Research on biomaterials and related subjects has been active in Italy. Starting from the very first examples of biomaterials and biomedical devices, Italian researchers have always provided valuable scientific contributions. This trend has steadily increased. To provide a rough estimate of this, it is sufficient to search PubMed, a free search engine accessing primarily the MEDLINE database of references and abstracts on life sciences and biomedical topics, with the keywords “biomaterials” or “tissue engineering” and sort the results by affiliation. Again, even though this is a crude estimate, the results speak for themselves, as Italy is the third European country, in terms of publications, with an astonishing 3,700 products in the last decade.
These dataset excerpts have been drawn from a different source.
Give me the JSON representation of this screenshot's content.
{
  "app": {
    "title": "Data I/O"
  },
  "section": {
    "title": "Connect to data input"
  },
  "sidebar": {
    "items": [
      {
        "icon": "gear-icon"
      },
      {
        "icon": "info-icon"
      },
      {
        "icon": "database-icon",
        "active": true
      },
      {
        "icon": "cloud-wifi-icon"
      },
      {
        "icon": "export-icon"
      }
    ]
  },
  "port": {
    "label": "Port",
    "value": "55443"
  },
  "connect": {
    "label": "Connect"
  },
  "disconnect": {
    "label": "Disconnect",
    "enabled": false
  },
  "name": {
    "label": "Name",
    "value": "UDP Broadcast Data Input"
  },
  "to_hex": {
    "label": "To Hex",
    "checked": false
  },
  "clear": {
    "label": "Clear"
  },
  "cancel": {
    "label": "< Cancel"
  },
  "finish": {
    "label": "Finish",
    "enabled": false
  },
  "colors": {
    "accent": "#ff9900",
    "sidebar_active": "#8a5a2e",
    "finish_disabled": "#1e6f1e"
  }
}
Biomaterial research is intrinsically multidisciplinary and, as such, cannot be improvised. A thorough understanding of the fundamentals of chemistry, material science, engineering, and biology is of great importance throughout the stages of biomaterial design, processing, and testing. Luckily, when biomaterial research was en- hanced worldwide, the Italian scientific ground was very receptive, owing to a long tradition on chemistry, polymer science and technology, composite material development, and preclinical and clinical experimentation. At the be- ginning of the 1980s, different groups located all over the country began studying novel biomaterials and prosthesis. Today, the Italian top class research on biomaterials, tissue engineering, and drug delivery is a reality, and several laboratories are well recognized for their scientific contributions worldwide.
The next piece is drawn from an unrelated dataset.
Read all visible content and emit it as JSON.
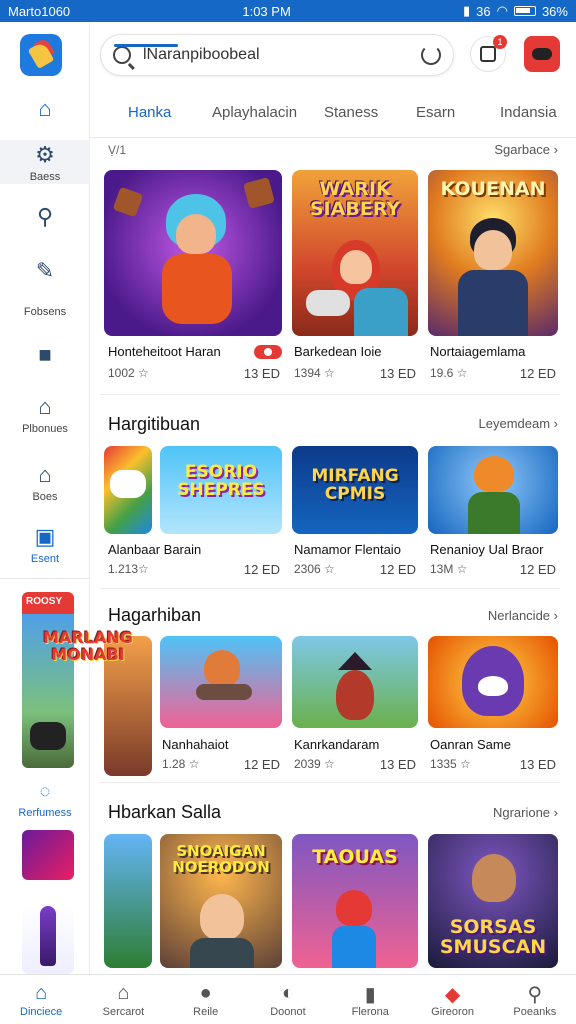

The intent of this contribution is to provide an overview of innovative Italian research in the area of biomaterials and tissue engineering. More specifically, we present and discuss relevant works published by Italian researchers in the last decade. Our aim is to integrate the scientific outcomes and technological advancements within the fields of biointerfaces, materials, and processes related to biomaterial engineering and processing. Finally, we also present advancements in the in vitro and in vivo testing of advanced devices and therapies.
Biointerfaces
Significant effort has been devoted to the development of biointerfaces to analyze or guide cell–material interactions. Relevant works span from fundamental investigations on biomolecule–material or cell–material interactions at the biointerface to the fabrication of bioactive nanoengineered surfaces to affect cell functions and fate.
In this regard, the adsorption of proteins on heterogeneous surfaces is of paramount importance in many fields involving the use of biomaterials. In fact, the interactions of a foreign material in a living body, for instance in a body implant, are typically mediated by proteins that may be adsorbed on the material surface, thus affecting its biocompatibility. The same considerations can be done also in tissue engineering (TE), that is, when cells are grown on an artificial scaffold.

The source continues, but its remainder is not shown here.